3 min read
PostgreSQL with pgvector: Open Source Vector Search
pgvector brings vector search capabilities to PostgreSQL, enabling AI features in existing database infrastructure.
pgvector Implementation
import psycopg2
from psycopg2.extras import execute_values
import numpy as np
from typing import List, Tuple
class PgVectorStore:
def __init__(self, connection_string: str):
self.conn = psycopg2.connect(connection_string)
self.setup_extension()
def setup_extension(self):
"""Enable pgvector extension."""
with self.conn.cursor() as cur:
cur.execute("CREATE EXTENSION IF NOT EXISTS vector")
self.conn.commit()
def create_table(self, table_name: str, dimensions: int = 1536):
"""Create table with vector column."""
with self.conn.cursor() as cur:
cur.execute(f"""
CREATE TABLE IF NOT EXISTS {table_name} (
id SERIAL PRIMARY KEY,
content TEXT NOT NULL,
embedding vector({dimensions}),
metadata JSONB,
created_at TIMESTAMP DEFAULT CURRENT_TIMESTAMP
)
""")
# Create HNSW index for fast similarity search
cur.execute(f"""
CREATE INDEX IF NOT EXISTS {table_name}_embedding_idx
ON {table_name}
USING hnsw (embedding vector_cosine_ops)
WITH (m = 16, ef_construction = 64)
""")
self.conn.commit()
def insert_documents(self, table_name: str, documents: List[Tuple[str, List[float], dict]]):
"""Bulk insert documents with embeddings."""
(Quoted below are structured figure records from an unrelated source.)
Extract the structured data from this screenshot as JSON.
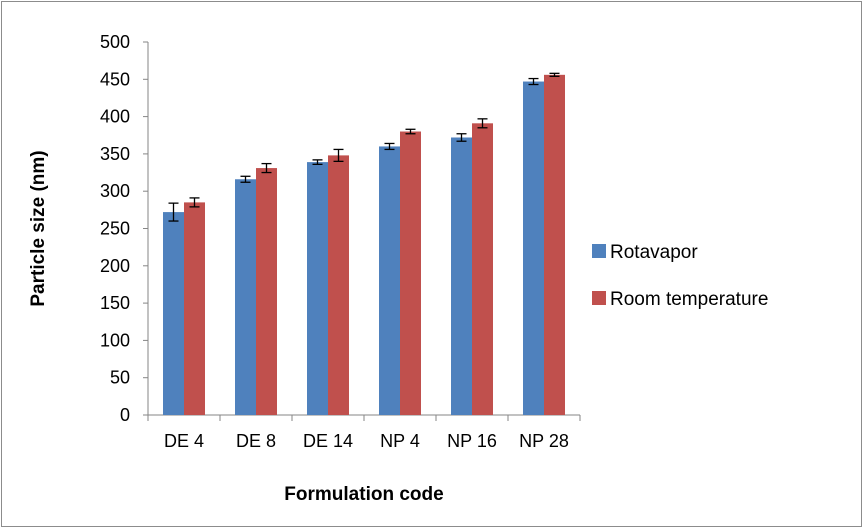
{
  "chart_data": {
    "type": "bar",
    "categories": [
      "DE 4",
      "DE 8",
      "DE 14",
      "NP 4",
      "NP 16",
      "NP 28"
    ],
    "series": [
      {
        "name": "Rotavapor",
        "color": "#4f81bd",
        "values": [
          272,
          316,
          339,
          360,
          372,
          447
        ],
        "errors": [
          12,
          4,
          3,
          4,
          5,
          4
        ]
      },
      {
        "name": "Room temperature",
        "color": "#c0504d",
        "values": [
          285,
          331,
          348,
          380,
          391,
          456
        ],
        "errors": [
          6,
          6,
          8,
          3,
          6,
          2
        ]
      }
    ],
    "xlabel": "Formulation code",
    "ylabel": "Particle size (nm)",
    "ylim": [
      0,
      500
    ],
    "yticks": [
      0,
      50,
      100,
      150,
      200,
      250,
      300,
      350,
      400,
      450,
      500
    ],
    "grid": false,
    "legend_position": "right"
  }
}
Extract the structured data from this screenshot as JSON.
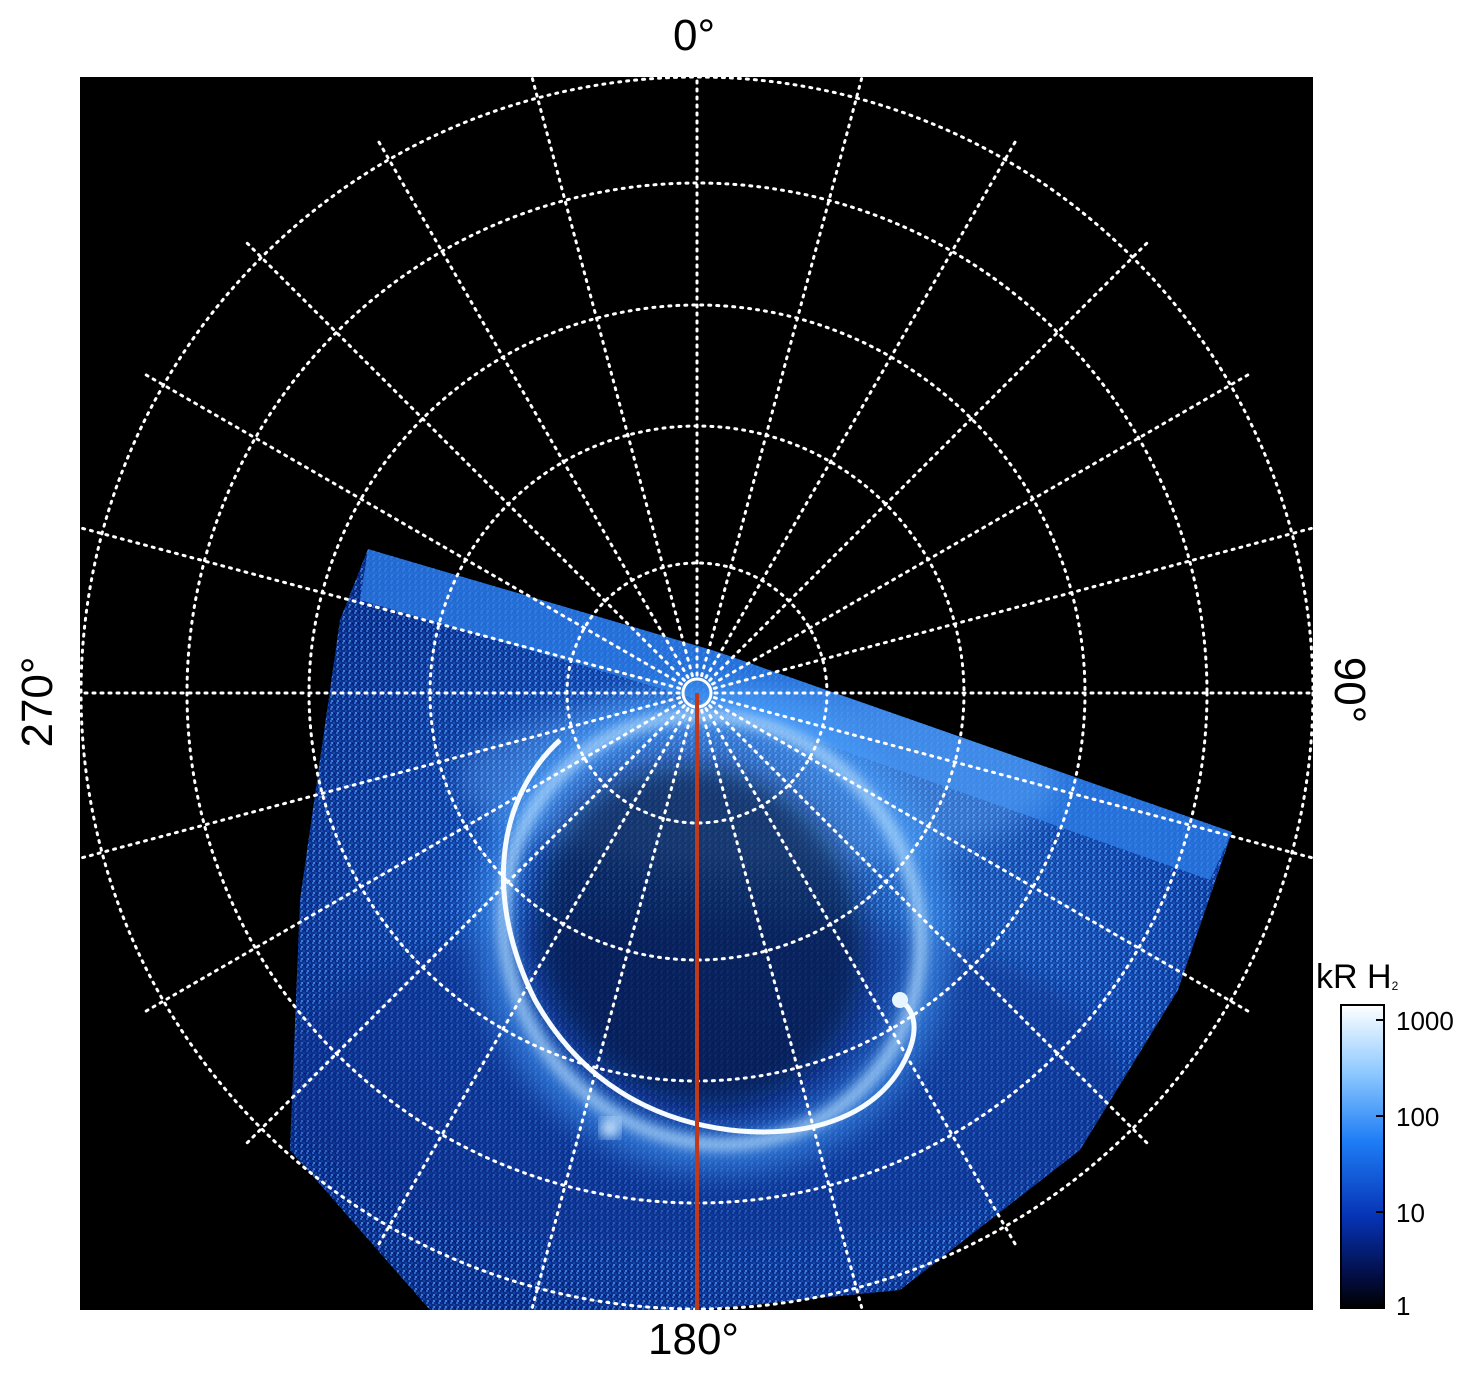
{
  "figure": {
    "axis_labels": {
      "top": "0°",
      "right": "90°",
      "bottom": "180°",
      "left": "270°"
    },
    "colorbar": {
      "title": "kR H",
      "title_subscript": "2",
      "tick_labels": [
        "1000",
        "100",
        "10",
        "1"
      ],
      "colors": [
        "#ffffff",
        "#9fd4ff",
        "#1e88ff",
        "#0033bb",
        "#000522"
      ]
    },
    "colors": {
      "background": "#000000",
      "grid": "#ffffff",
      "aurora_core": "#f2fbff",
      "aurora_glow": "#3a9cff",
      "meridian_line": "#c0391b"
    }
  }
}
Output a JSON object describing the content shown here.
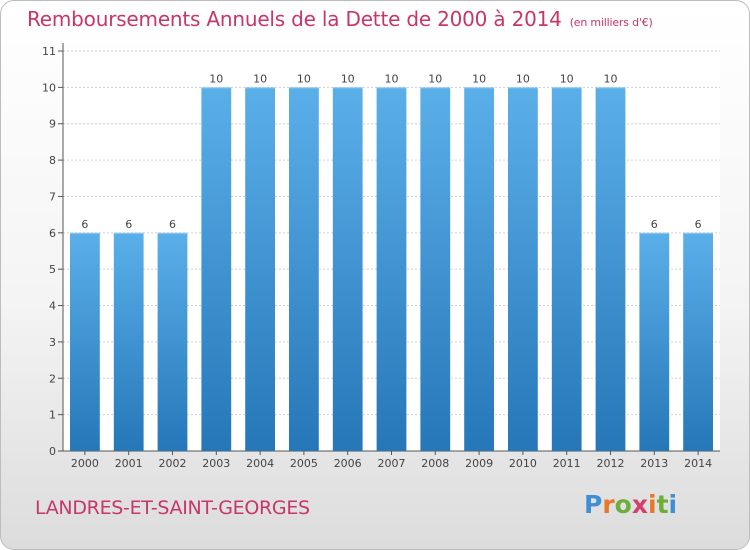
{
  "header": {
    "title": "Remboursements Annuels de la Dette de 2000 à 2014",
    "unit": "(en milliers d'€)"
  },
  "footer": {
    "location": "LANDRES-ET-SAINT-GEORGES",
    "logo": "Proxiti"
  },
  "colors": {
    "title": "#c7366a",
    "bar_top": "#5aafe9",
    "bar_bottom": "#2677b8",
    "grid": "#d0d0d0"
  },
  "chart_data": {
    "type": "bar",
    "title": "Remboursements Annuels de la Dette de 2000 à 2014",
    "xlabel": "",
    "ylabel": "",
    "categories": [
      "2000",
      "2001",
      "2002",
      "2003",
      "2004",
      "2005",
      "2006",
      "2007",
      "2008",
      "2009",
      "2010",
      "2011",
      "2012",
      "2013",
      "2014"
    ],
    "values": [
      6,
      6,
      6,
      10,
      10,
      10,
      10,
      10,
      10,
      10,
      10,
      10,
      10,
      6,
      6
    ],
    "data_labels": [
      "6",
      "6",
      "6",
      "10",
      "10",
      "10",
      "10",
      "10",
      "10",
      "10",
      "10",
      "10",
      "10",
      "6",
      "6"
    ],
    "yticks": [
      0,
      1,
      2,
      3,
      4,
      5,
      6,
      7,
      8,
      9,
      10,
      11
    ],
    "ylim": [
      0,
      11
    ],
    "grid": true
  }
}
with self.conn.cursor() as cur:
execute_values(
cur,
f"""
INSERT INTO {table_name} (content, embedding, metadata)
VALUES %s
""",
[(doc[0], doc[1], json.dumps(doc[2])) for doc in documents],
template="(%s, %s::vector, %s::jsonb)"
)
self.conn.commit()
def similarity_search(
self,
table_name: str,
query_embedding: List[float],
top_k: int = 10,
filter_metadata: dict = None
) -> List[dict]:
"""Perform similarity search."""
with self.conn.cursor() as cur:
query = f"""
SELECT
id,
content,
metadata,
1 - (embedding <=> %s::vector) AS similarity
FROM {table_name}
"""
params = [query_embedding]
if filter_metadata:
conditions = []
for key, value in filter_metadata.items():
conditions.append(f"metadata->>'{key}' = %s")
params.append(value)
query += " WHERE " + " AND ".join(conditions)
query += f"""
ORDER BY embedding <=> %s::vector
LIMIT %s
"""
params.extend([query_embedding, top_k])
cur.execute(query, params)
results = cur.fetchall()
return [
{
"id": r[0],
"content": r[1],
"metadata": r[2],
"similarity": r[3]
}
for r in results
]
def hybrid_search(
self,
table_name: str,
text_query: str,
query_embedding: List[float],
top_k: int = 10
) -> List[dict]:
"""Combine full-text and vector search."""
with self.conn.cursor() as cur:
cur.execute(f"""
WITH vector_results AS (
SELECT id, content, metadata,
1 - (embedding <=> %s::vector) AS vector_score
FROM {table_name}
ORDER BY embedding <=> %s::vector
LIMIT %s
),
text_results AS (
SELECT id, content, metadata,
ts_rank(to_tsvector('english', content),
plainto_tsquery('english', %s)) AS text_score
FROM {table_name}
WHERE to_tsvector('english', content) @@
plainto_tsquery('english', %s)
LIMIT %s
)
SELECT COALESCE(v.id, t.id) AS id,
COALESCE(v.content, t.content) AS content,
COALESCE(v.vector_score, 0) + COALESCE(t.text_score, 0) AS score
FROM vector_results v
FULL OUTER JOIN text_results t ON v.id = t.id
ORDER BY score DESC
LIMIT %s
""", [query_embedding, query_embedding, top_k * 2,
text_query, text_query, top_k * 2, top_k])
return [{"id": r[0], "content": r[1], "score": r[2]} for r in cur.fetchall()]
pgvector enables AI-ready applications using familiar PostgreSQL infrastructure.